Redundancy vs. Resiliency. These two terms are often confused, but the simple fact is that you can’t have one without the other and both are critical to designing and deploying a highly available network solution. Why should you care? Failure to understand these two basic principles is the basis of every network outage and performance issue.
For the first entry, we’re going to talk about redundancy and resiliency in the physical design. I’m Jim Schrader and those that know me have heard a lot about network architecture and design. Why? Because, in every single instance of a network outage or performance issue, the fault lies in the design of redundancy and resiliency. So, let’s dig a little deeper into these two terms.
Redundancy defines the deployment or provisioning of duplicate devices or systems in critical areas to take over active operation if the primary device or system fails.
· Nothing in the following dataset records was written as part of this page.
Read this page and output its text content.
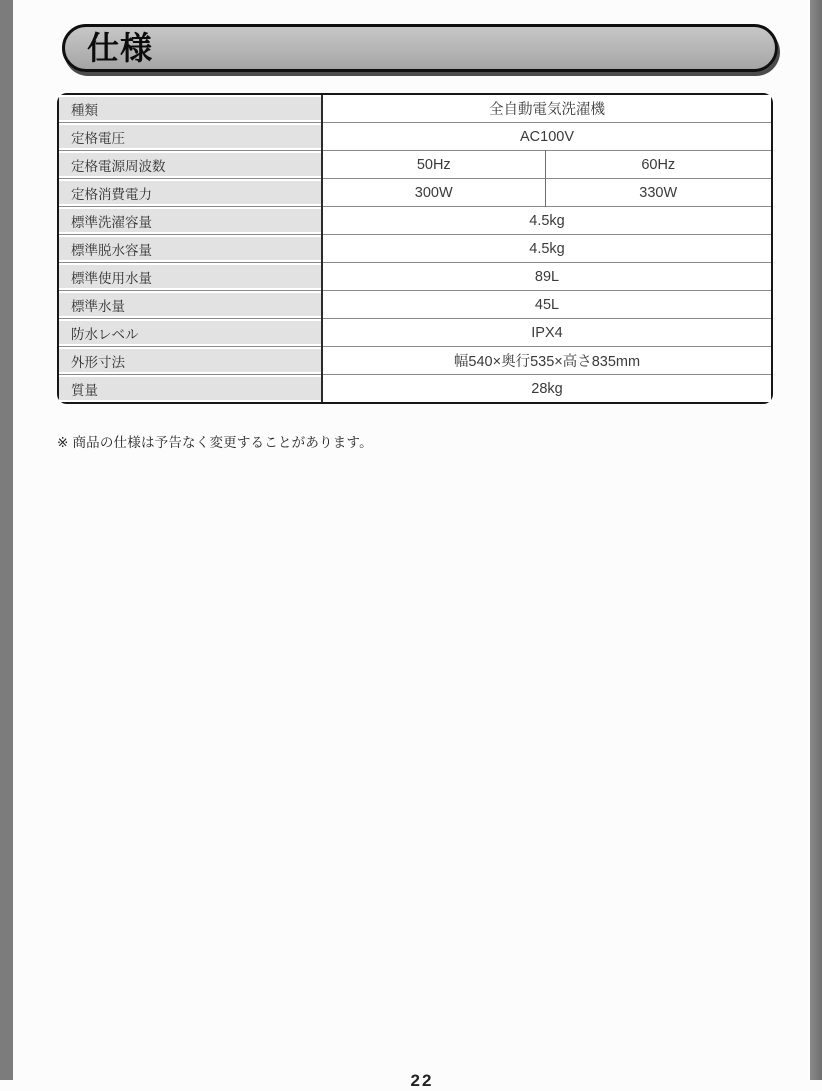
仕様
種類	全自動電気洗濯機	
定格電圧	AC100V	
定格電源周波数	50Hz	60Hz
定格消費電力	300W	330W
標準洗濯容量	4.5kg	
標準脱水容量	4.5kg	
標準使用水量	89L	
標準水量	45L	
防水レベル	IPX4	
外形寸法	幅540×奥行535×高さ835mm	
質量	28kg	
※ 商品の仕様は予告なく変更することがあります。
22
Resiliency defines the ability to recover, converge or self-heal to restore normal operations after a disruptive event. In order for resiliency to exist, we must have redundant systems.
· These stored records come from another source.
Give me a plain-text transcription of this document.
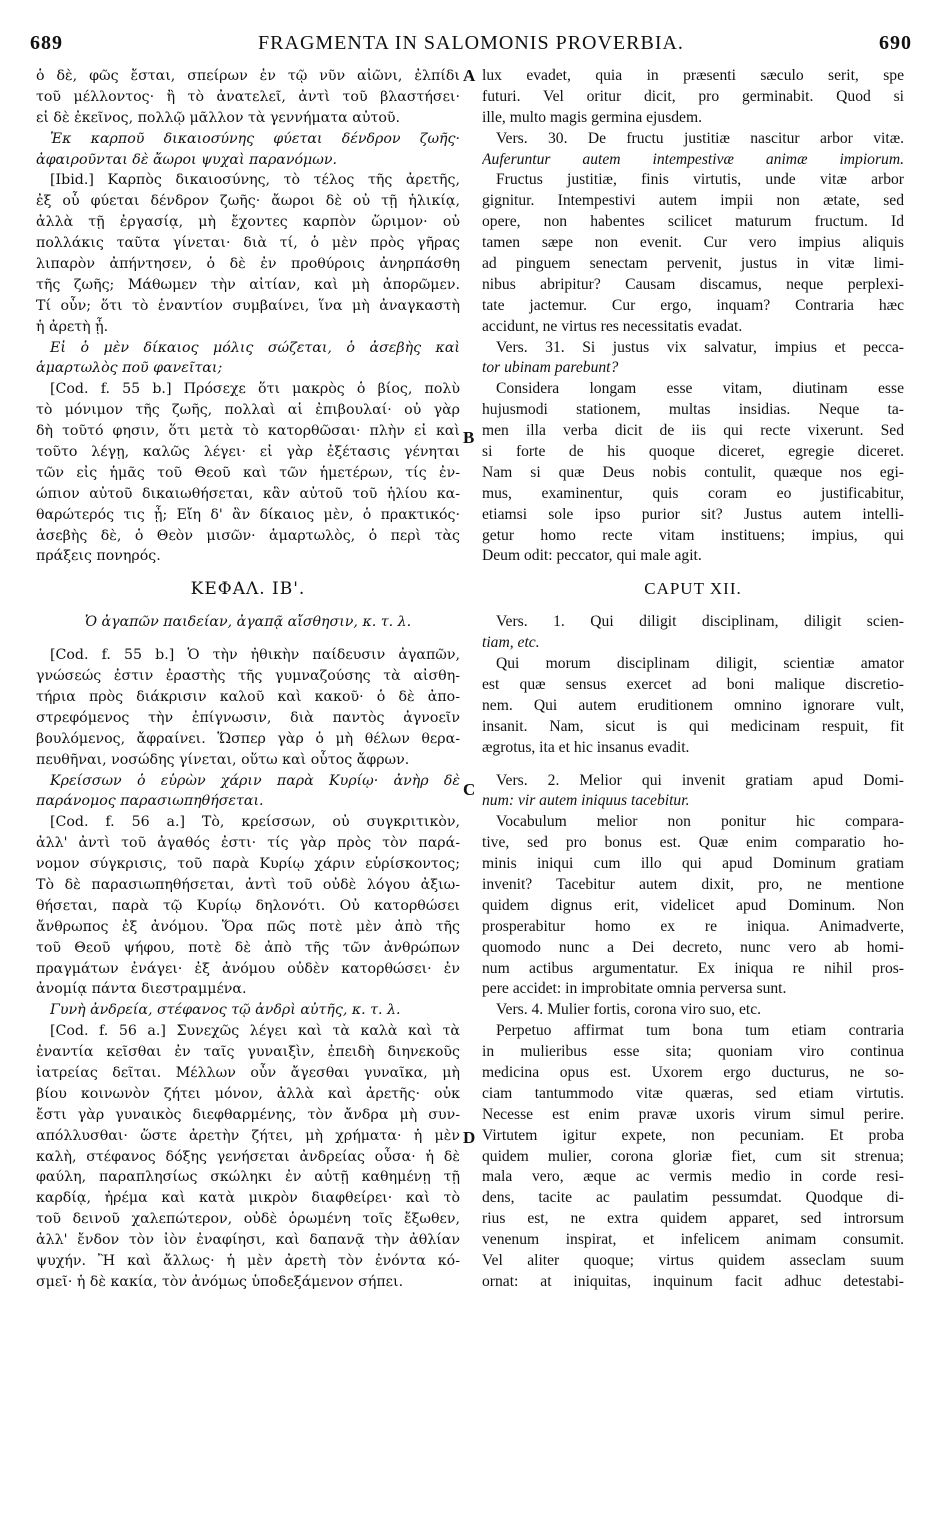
689	FRAGMENTA IN SALOMONIS PROVERBIA.	690
ὁ δὲ, φῶς ἔσται, σπείρων ἐν τῷ νῦν αἰῶνι, ἐλπίδι
τοῦ μέλλοντος· ἢ τὸ ἀνατελεῖ, ἀντὶ τοῦ βλαστήσει·
εἰ δὲ ἐκεῖνος, πολλῷ μᾶλλον τὰ γεννήματα αὐτοῦ.
Ἐκ καρποῦ δικαιοσύνης φύεται δένδρον ζωῆς·
ἀφαιροῦνται δὲ ἄωροι ψυχαὶ παρανόμων.
[Ibid.] Καρπὸς δικαιοσύνης, τὸ τέλος τῆς ἀρετῆς,
ἐξ οὗ φύεται δένδρον ζωῆς· ἄωροι δὲ οὐ τῇ ἡλικίᾳ,
ἀλλὰ τῇ ἐργασίᾳ, μὴ ἔχοντες καρπὸν ὥριμον· οὐ
πολλάκις ταῦτα γίνεται· διὰ τί, ὁ μὲν πρὸς γῆρας
λιπαρὸν ἀπήντησεν, ὁ δὲ ἐν προθύροις ἀνηρπάσθη
τῆς ζωῆς; Μάθωμεν τὴν αἰτίαν, καὶ μὴ ἀπορῶμεν.
Τί οὖν; ὅτι τὸ ἐναντίον συμβαίνει, ἵνα μὴ ἀναγκαστὴ
ἡ ἀρετὴ ᾖ.
Εἰ ὁ μὲν δίκαιος μόλις σώζεται, ὁ ἀσεβὴς καὶ
ἁμαρτωλὸς ποῦ φανεῖται;
[Cod. f. 55 b.] Πρόσεχε ὅτι μακρὸς ὁ βίος, πολὺ
τὸ μόνιμον τῆς ζωῆς, πολλαὶ αἱ ἐπιβουλαί· οὐ γὰρ
δὴ τοῦτό φησιν, ὅτι μετὰ τὸ κατορθῶσαι· πλὴν εἰ καὶ
τοῦτο λέγῃ, καλῶς λέγει· εἰ γὰρ ἐξέτασις γένηται
τῶν εἰς ἡμᾶς τοῦ Θεοῦ καὶ τῶν ἡμετέρων, τίς ἐν-
ώπιον αὐτοῦ δικαιωθήσεται, κἂν αὐτοῦ τοῦ ἡλίου κα-
θαρώτερός τις ᾖ; Εἴη δ' ἂν δίκαιος μὲν, ὁ πρακτικός·
ἀσεβὴς δὲ, ὁ Θεὸν μισῶν· ἁμαρτωλὸς, ὁ περὶ τὰς
πράξεις πονηρός.
ΚΕΦΑΛ. ΙΒ'.
Ὁ ἀγαπῶν παιδείαν, ἀγαπᾷ αἴσθησιν, κ. τ. λ.
[Cod. f. 55 b.] Ὁ τὴν ἠθικὴν παίδευσιν ἀγαπῶν,
γνώσεώς ἐστιν ἐραστὴς τῆς γυμναζούσης τὰ αἰσθη-
τήρια πρὸς διάκρισιν καλοῦ καὶ κακοῦ· ὁ δὲ ἀπο-
στρεφόμενος τὴν ἐπίγνωσιν, διὰ παντὸς ἀγνοεῖν
βουλόμενος, ἄφραίνει. Ὥσπερ γὰρ ὁ μὴ θέλων θερα-
πευθῆναι, νοσώδης γίνεται, οὕτω καὶ οὗτος ἄφρων.
Κρείσσων ὁ εὑρὼν χάριν παρὰ Κυρίῳ· ἀνὴρ δὲ
παράνομος παρασιωπηθήσεται.
[Cod. f. 56 a.] Τὸ, κρείσσων, οὐ συγκριτικὸν,
ἀλλ' ἀντὶ τοῦ ἀγαθός ἐστι· τίς γὰρ πρὸς τὸν παρά-
νομον σύγκρισις, τοῦ παρὰ Κυρίῳ χάριν εὑρίσκοντος;
Τὸ δὲ παρασιωπηθήσεται, ἀντὶ τοῦ οὐδὲ λόγου ἀξιω-
θήσεται, παρὰ τῷ Κυρίῳ δηλονότι. Οὐ κατορθώσει
ἄνθρωπος ἐξ ἀνόμου. Ὅρα πῶς ποτὲ μὲν ἀπὸ τῆς
τοῦ Θεοῦ ψήφου, ποτὲ δὲ ἀπὸ τῆς τῶν ἀνθρώπων
πραγμάτων ἐνάγει· ἐξ ἀνόμου οὐδὲν κατορθώσει· ἐν
ἀνομίᾳ πάντα διεστραμμένα.
Γυνὴ ἀνδρεία, στέφανος τῷ ἀνδρὶ αὐτῆς, κ. τ. λ.
[Cod. f. 56 a.] Συνεχῶς λέγει καὶ τὰ καλὰ καὶ τὰ
ἐναντία κεῖσθαι ἐν ταῖς γυναιξὶν, ἐπειδὴ διηνεκοῦς
ἰατρείας δεῖται. Μέλλων οὖν ἄγεσθαι γυναῖκα, μὴ
βίου κοινωνὸν ζήτει μόνον, ἀλλὰ καὶ ἀρετῆς· οὐκ
ἔστι γὰρ γυναικὸς διεφθαρμένης, τὸν ἄνδρα μὴ συν-
απόλλυσθαι· ὥστε ἀρετὴν ζήτει, μὴ χρήματα· ἡ μὲν
καλὴ, στέφανος δόξης γενήσεται ἀνδρείας οὖσα· ἡ δὲ
φαύλη, παραπλησίως σκώληκι ἐν αὐτῇ καθημένῃ τῇ
καρδίᾳ, ἠρέμα καὶ κατὰ μικρὸν διαφθείρει· καὶ τὸ
τοῦ δεινοῦ χαλεπώτερον, οὐδὲ ὁρωμένη τοῖς ἔξωθεν,
ἀλλ' ἔνδον τὸν ἰὸν ἐναφίησι, καὶ δαπανᾷ τὴν ἀθλίαν
ψυχήν. Ἢ καὶ ἄλλως· ἡ μὲν ἀρετὴ τὸν ἐνόντα κό-
σμεῖ· ἡ δὲ κακία, τὸν ἀνόμως ὑποδεξάμενον σήπει.
lux evadet, quia in præsenti sæculo serit, spe
futuri. Vel oritur dicit, pro germinabit. Quod si
ille, multo magis germina ejusdem.
Vers. 30. De fructu justitiæ nascitur arbor vitæ.
Auferuntur autem intempestivæ animæ impiorum.
Fructus justitiæ, finis virtutis, unde vitæ arbor
gignitur. Intempestivi autem impii non ætate, sed
opere, non habentes scilicet maturum fructum. Id
tamen sæpe non evenit. Cur vero impius aliquis
ad pinguem senectam pervenit, justus in vitæ limi-
nibus abripitur? Causam discamus, neque perplexi-
tate jactemur. Cur ergo, inquam? Contraria hæc
accidunt, ne virtus res necessitatis evadat.
Vers. 31. Si justus vix salvatur, impius et pecca-
tor ubinam parebunt?
Considera longam esse vitam, diutinam esse
hujusmodi stationem, multas insidias. Neque ta-
men illa verba dicit de iis qui recte vixerunt. Sed
si forte de his quoque diceret, egregie diceret.
Nam si quæ Deus nobis contulit, quæque nos egi-
mus, examinentur, quis coram eo justificabitur,
etiamsi sole ipso purior sit? Justus autem intelli-
getur homo recte vitam instituens; impius, qui
Deum odit: peccator, qui male agit.
CAPUT XII.
Vers. 1. Qui diligit disciplinam, diligit scien-
tiam, etc.
Qui morum disciplinam diligit, scientiæ amator
est quæ sensus exercet ad boni malique discretio-
nem. Qui autem eruditionem omnino ignorare vult,
insanit. Nam, sicut is qui medicinam respuit, fit
ægrotus, ita et hic insanus evadit.
Vers. 2. Melior qui invenit gratiam apud Domi-
num: vir autem iniquus tacebitur.
Vocabulum melior non ponitur hic compara-
tive, sed pro bonus est. Quæ enim comparatio ho-
minis iniqui cum illo qui apud Dominum gratiam
invenit? Tacebitur autem dixit, pro, ne mentione
quidem dignus erit, videlicet apud Dominum. Non
prosperabitur homo ex re iniqua. Animadverte,
quomodo nunc a Dei decreto, nunc vero ab homi-
num actibus argumentatur. Ex iniqua re nihil pros-
pere accidet: in improbitate omnia perversa sunt.
Vers. 4. Mulier fortis, corona viro suo, etc.
Perpetuo affirmat tum bona tum etiam contraria
in mulieribus esse sita; quoniam viro continua
medicina opus est. Uxorem ergo ducturus, ne so-
ciam tantummodo vitæ quæras, sed etiam virtutis.
Necesse est enim pravæ uxoris virum simul perire.
Virtutem igitur expete, non pecuniam. Et proba
quidem mulier, corona gloriæ fiet, cum sit strenua;
mala vero, æque ac vermis medio in corde resi-
dens, tacite ac paulatim pessumdat. Quodque di-
rius est, ne extra quidem apparet, sed introrsum
venenum inspirat, et infelicem animam consumit.
Vel aliter quoque; virtus quidem asseclam suum
ornat: at iniquitas, inquinum facit adhuc detestabi-
A
B
C
D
Redundancy & Resiliency in Real-life
Let’s use a simple example to better differentiate these:
Looking at the illustration above, we have redundant fiber optic connections between the two buildings. So, we have a redundant solution. But, is this a resilient solution? No, we actually have two single points of failure that would render the redundant fiber optic cable useless:
- Demarcation points labeled “D”
- Underground pipe
We tend to call trenchers and backhoes, “fiber optic cable finders,” as they seem to be extremely effective at doing so. Demarcation points represent the same problem where we have a single entry point to the building where the two redundant fiber optic cables come together. This allows a single event to takeout both fiber optic cables.
Looking the diagram above, we have met the requirements for redundancy with two fiber optic links. But, is this a resilient solution? Yes, as we addressed the two single points of failure previously noted.
By adding additional demarcation points we now have physically separate paths into the building meaning that an event at any one demarcation point will still leave an alternate path.
More importantly, we have routed each fiber optic cable via a physically separate conduit ensuring that those cable finders can’t take us out by cutting a single underground pipe. Note that it’s critical that as much distance as possible geographically separates the underground pipes. Putting them right next to each other would obviously defeat the purpose.
This is a simple example, but it effectively demonstrates that simple redundancy via two devices, systems or fiber optic cable does not always result in resiliency.